Philosophy of the Expository and Censorial Justice
The first question that comes to the mind is that, what is jurisprudence? Is it the science of law, philosophy of law or knowledge of law? The axiomatic question which arises is that what is the relationship of expositorial and censorial jurisprudence and justice. In other words what are the dynamic contents and propositions of the expositorial legal theory, and how it can be differentiated from the censorial philosophy of rights.
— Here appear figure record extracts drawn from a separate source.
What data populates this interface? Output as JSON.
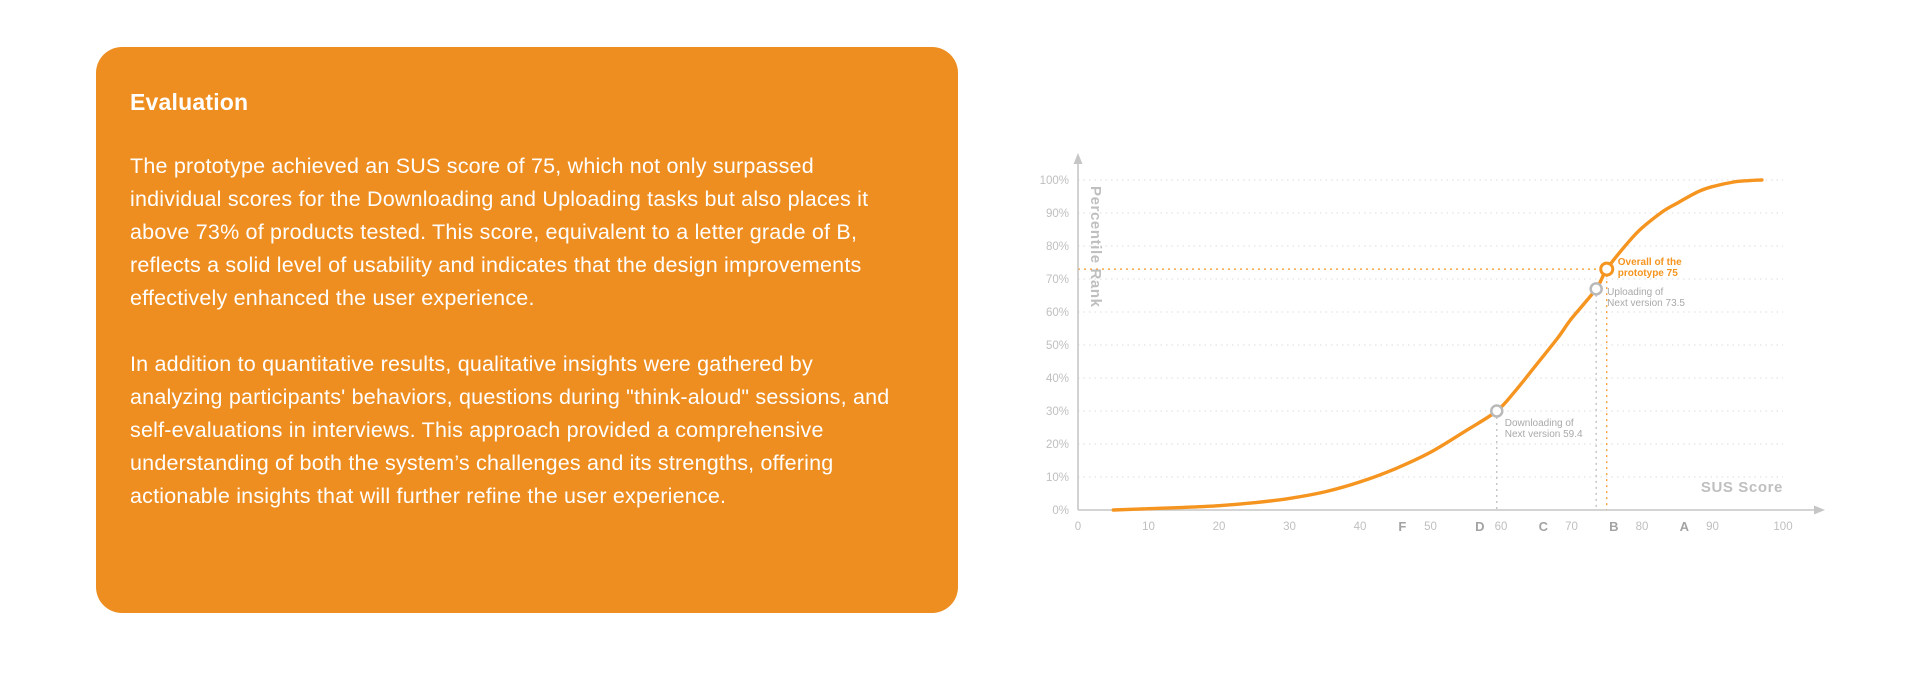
{
  "card": {
    "title": "Evaluation",
    "paragraph1": "The prototype achieved an SUS score of 75, which not only surpassed individual scores for the Downloading and Uploading tasks but also places it above 73% of products tested. This score, equivalent to a letter grade of B, reflects a solid level of usability and indicates that the design improvements effectively enhanced the user experience.",
    "paragraph2": "In addition to quantitative results, qualitative insights were gathered by analyzing participants' behaviors, questions during \"think-aloud\" sessions, and self-evaluations in interviews. This approach provided a comprehensive understanding of both the system’s challenges and its strengths, offering actionable insights that will further refine the user experience."
  },
  "chart": {
    "y_ticks": [
      "0%",
      "10%",
      "20%",
      "30%",
      "40%",
      "50%",
      "60%",
      "70%",
      "80%",
      "90%",
      "100%"
    ],
    "x_ticks": [
      0,
      10,
      20,
      30,
      40,
      50,
      60,
      70,
      80,
      90,
      100
    ],
    "grades": [
      {
        "label": "F",
        "x": 46
      },
      {
        "label": "D",
        "x": 57
      },
      {
        "label": "C",
        "x": 66
      },
      {
        "label": "B",
        "x": 76
      },
      {
        "label": "A",
        "x": 86
      }
    ]
  },
  "chart_data": {
    "type": "line",
    "title": "",
    "xlabel": "SUS Score",
    "ylabel": "Percentile Rank",
    "xlim": [
      0,
      100
    ],
    "ylim": [
      0,
      100
    ],
    "grid": "horizontal-dotted",
    "curve": [
      [
        5,
        0
      ],
      [
        10,
        0.4
      ],
      [
        15,
        0.8
      ],
      [
        20,
        1.3
      ],
      [
        25,
        2.2
      ],
      [
        30,
        3.5
      ],
      [
        35,
        5.5
      ],
      [
        40,
        8.5
      ],
      [
        45,
        12.5
      ],
      [
        50,
        17.5
      ],
      [
        55,
        24
      ],
      [
        59.4,
        30
      ],
      [
        62,
        36
      ],
      [
        65,
        44
      ],
      [
        68,
        52
      ],
      [
        70,
        58
      ],
      [
        73.5,
        67
      ],
      [
        75,
        73
      ],
      [
        78,
        81
      ],
      [
        80,
        85.5
      ],
      [
        83,
        90.5
      ],
      [
        85,
        93
      ],
      [
        88,
        96.5
      ],
      [
        90,
        98
      ],
      [
        93,
        99.4
      ],
      [
        95,
        99.8
      ],
      [
        97,
        100
      ]
    ],
    "markers": [
      {
        "name": "downloading",
        "x": 59.4,
        "y": 30,
        "color": "gray",
        "label_lines": [
          "Downloading of",
          "Next version 59.4"
        ],
        "label_pos": "below-right",
        "guides": [
          "v"
        ]
      },
      {
        "name": "uploading",
        "x": 73.5,
        "y": 67,
        "color": "gray",
        "label_lines": [
          "Uploading of",
          "Next version 73.5"
        ],
        "label_pos": "right",
        "guides": [
          "v"
        ]
      },
      {
        "name": "overall",
        "x": 75,
        "y": 73,
        "color": "accent",
        "label_lines": [
          "Overall of the",
          "prototype 75"
        ],
        "label_pos": "above-right",
        "guides": [
          "v",
          "h"
        ]
      }
    ]
  },
  "colors": {
    "card_bg": "#EE8E20",
    "accent": "#F5941F",
    "axis": "#C6C6C6",
    "grid": "#DCDCDC",
    "tick": "#BFBFBF",
    "grade": "#A3A3A3",
    "marker_gray": "#B9B9B9",
    "label_gray": "#A9A9A9"
  }
}
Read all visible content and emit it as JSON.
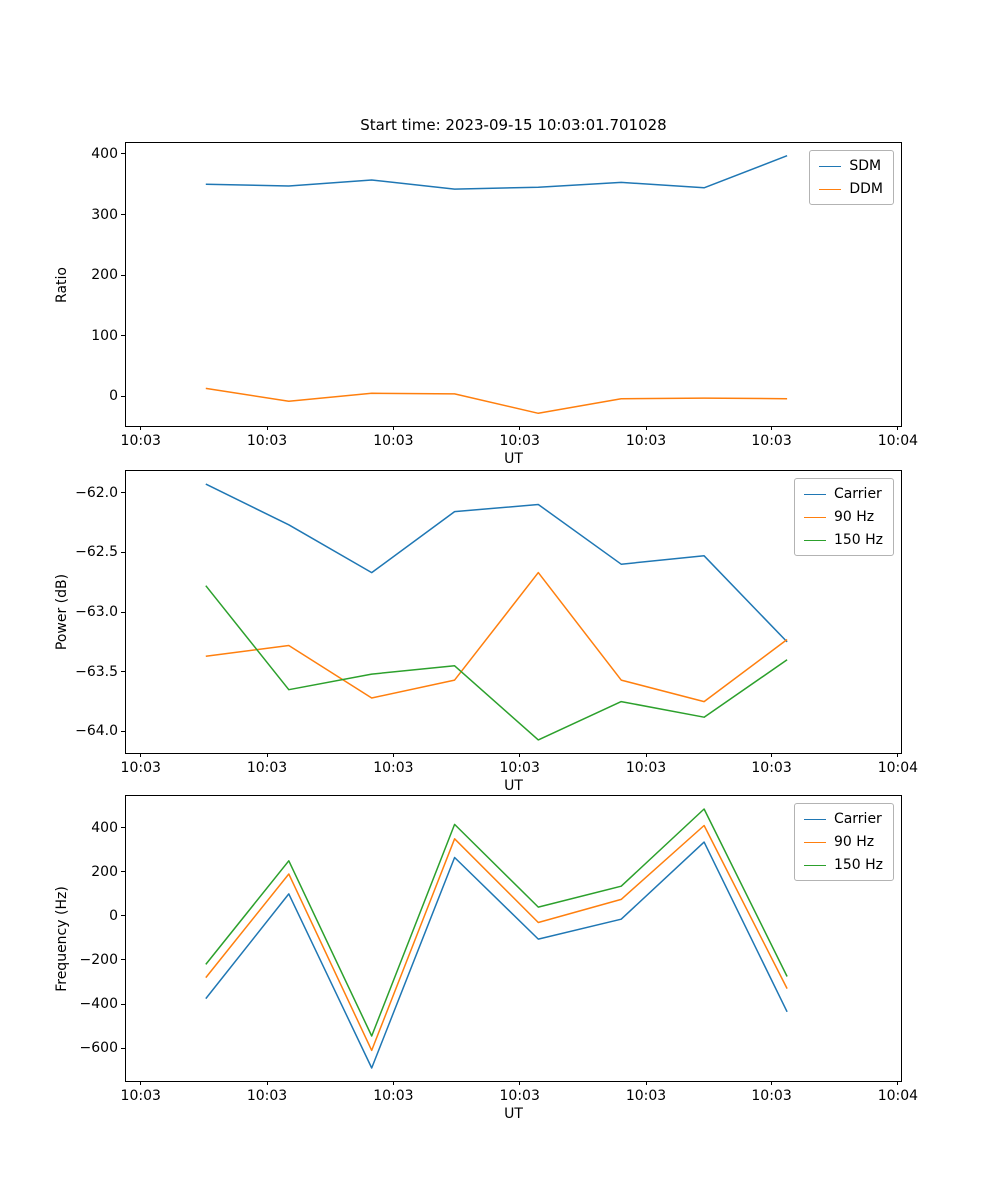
{
  "figure": {
    "title": "Start time: 2023-09-15 10:03:01.701028"
  },
  "colors": {
    "blue": "#1f77b4",
    "orange": "#ff7f0e",
    "green": "#2ca02c"
  },
  "chart_data": [
    {
      "type": "line",
      "title": "Start time: 2023-09-15 10:03:01.701028",
      "xlabel": "UT",
      "ylabel": "Ratio",
      "ylim": [
        -49,
        418
      ],
      "grid": false,
      "legend_position": "upper right",
      "yticks": [
        {
          "v": 0,
          "label": "0"
        },
        {
          "v": 100,
          "label": "100"
        },
        {
          "v": 200,
          "label": "200"
        },
        {
          "v": 300,
          "label": "300"
        },
        {
          "v": 400,
          "label": "400"
        }
      ],
      "xticks": [
        {
          "pos": 0.019,
          "label": "10:03"
        },
        {
          "pos": 0.182,
          "label": "10:03"
        },
        {
          "pos": 0.345,
          "label": "10:03"
        },
        {
          "pos": 0.508,
          "label": "10:03"
        },
        {
          "pos": 0.671,
          "label": "10:03"
        },
        {
          "pos": 0.833,
          "label": "10:03"
        },
        {
          "pos": 0.996,
          "label": "10:04"
        }
      ],
      "x": [
        0.103,
        0.21,
        0.317,
        0.424,
        0.532,
        0.639,
        0.746,
        0.853
      ],
      "series": [
        {
          "name": "SDM",
          "color": "#1f77b4",
          "values": [
            350,
            347,
            357,
            342,
            345,
            353,
            344,
            397
          ]
        },
        {
          "name": "DDM",
          "color": "#ff7f0e",
          "values": [
            13,
            -8,
            5,
            4,
            -28,
            -4,
            -3,
            -4
          ]
        }
      ]
    },
    {
      "type": "line",
      "title": "",
      "xlabel": "UT",
      "ylabel": "Power (dB)",
      "ylim": [
        -64.18,
        -61.82
      ],
      "grid": false,
      "legend_position": "upper right",
      "yticks": [
        {
          "v": -64.0,
          "label": "−64.0"
        },
        {
          "v": -63.5,
          "label": "−63.5"
        },
        {
          "v": -63.0,
          "label": "−63.0"
        },
        {
          "v": -62.5,
          "label": "−62.5"
        },
        {
          "v": -62.0,
          "label": "−62.0"
        }
      ],
      "xticks": [
        {
          "pos": 0.019,
          "label": "10:03"
        },
        {
          "pos": 0.182,
          "label": "10:03"
        },
        {
          "pos": 0.345,
          "label": "10:03"
        },
        {
          "pos": 0.508,
          "label": "10:03"
        },
        {
          "pos": 0.671,
          "label": "10:03"
        },
        {
          "pos": 0.833,
          "label": "10:03"
        },
        {
          "pos": 0.996,
          "label": "10:04"
        }
      ],
      "x": [
        0.103,
        0.21,
        0.317,
        0.424,
        0.532,
        0.639,
        0.746,
        0.853
      ],
      "series": [
        {
          "name": "Carrier",
          "color": "#1f77b4",
          "values": [
            -61.93,
            -62.27,
            -62.67,
            -62.16,
            -62.1,
            -62.6,
            -62.53,
            -63.25
          ]
        },
        {
          "name": "90 Hz",
          "color": "#ff7f0e",
          "values": [
            -63.37,
            -63.28,
            -63.72,
            -63.57,
            -62.67,
            -63.57,
            -63.75,
            -63.23
          ]
        },
        {
          "name": "150 Hz",
          "color": "#2ca02c",
          "values": [
            -62.78,
            -63.65,
            -63.52,
            -63.45,
            -64.07,
            -63.75,
            -63.88,
            -63.4
          ]
        }
      ]
    },
    {
      "type": "line",
      "title": "",
      "xlabel": "UT",
      "ylabel": "Frequency (Hz)",
      "ylim": [
        -749,
        544
      ],
      "grid": false,
      "legend_position": "upper right",
      "yticks": [
        {
          "v": -600,
          "label": "−600"
        },
        {
          "v": -400,
          "label": "−400"
        },
        {
          "v": -200,
          "label": "−200"
        },
        {
          "v": 0,
          "label": "0"
        },
        {
          "v": 200,
          "label": "200"
        },
        {
          "v": 400,
          "label": "400"
        }
      ],
      "xticks": [
        {
          "pos": 0.019,
          "label": "10:03"
        },
        {
          "pos": 0.182,
          "label": "10:03"
        },
        {
          "pos": 0.345,
          "label": "10:03"
        },
        {
          "pos": 0.508,
          "label": "10:03"
        },
        {
          "pos": 0.671,
          "label": "10:03"
        },
        {
          "pos": 0.833,
          "label": "10:03"
        },
        {
          "pos": 0.996,
          "label": "10:04"
        }
      ],
      "x": [
        0.103,
        0.21,
        0.317,
        0.424,
        0.532,
        0.639,
        0.746,
        0.853
      ],
      "series": [
        {
          "name": "Carrier",
          "color": "#1f77b4",
          "values": [
            -375,
            100,
            -690,
            265,
            -105,
            -15,
            335,
            -435
          ]
        },
        {
          "name": "90 Hz",
          "color": "#ff7f0e",
          "values": [
            -280,
            190,
            -610,
            350,
            -30,
            75,
            410,
            -330
          ]
        },
        {
          "name": "150 Hz",
          "color": "#2ca02c",
          "values": [
            -220,
            250,
            -545,
            415,
            40,
            135,
            485,
            -275
          ]
        }
      ]
    }
  ]
}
Therefore the task of the judiciary is to interpret the converging and diverging phenomena of varied interfaces and semantic constructions. The courts have to resolve the dispute between and among the parties through a unanimous decision and consensus of majority rule. At the same time it is pertinent to mention here that our behaviour should conform to the rule of the fundamental values and principles. Society needs good people, as good goes up and as we should explain the nature of our activities on the basis of the foundational principles of the secularism, and on the parameters of the constitution and the constitutionalism.
Based on this idea a society based on the normative framework of transparent and responsible standards will be accountable in its actions and movements. It is the deontic standards that should be utilized to form the precise balance of requirements for the people with varied aspirations and varied cultural and traditional backgrounds. The society needs ideal and good governance standards, mechanism, architecture and infrastructure. All this is encompassed in the contours of the censorial jurisprudence, however the contents of the expositorial jurisprudence rests on the fact, that law is the command of the sovereign. Therefore it is the sovereign who will be the sole judge to determine the welfare of its people, through the laws and parameters which the sovereign feels as genuine.
The fact is that people will like credible and democratic sources of social power. In order to perform its functions properly and efficiently, the legislature has therefore thought it proper and appropriate to delegate its power of lawmaking through the workable paradigm of delegated legislation to the administrative agencies and the bureaucracy, in the form of rules, regulations, byelaws, notifications and the like. The judiciary must also preserve and protect its autonomy, independence and public accountability, in the age of modern media and multimedia. Therefore what seems to be overarching and ideal is that justice should not only be done, but it should seem to be done. The interpretations by the judiciary should be cherished on the ideal values and parameters of the constitution and the bedrock of constitutionalism.
There is no scope for charade, the proper procedure is that we must accept the mandate of the constitution in letter and spirit and we shall carry out our obligations to protect the environment and the heritage according to the values of the directive principles of state policy. We as citizenry should fulfil our role and obligations sincerely and allow the judiciary to channelize its energies for the disadvantaged sections of the society, the weaker and the vulnerable groups. This will streamline the society according to the horizons which the constitution has visualized according to the deontic principles and exemplars. Accordingly the properties of the adjudication will remain unbiased and the process of interpretation will remain novel and innovative to the judiciary.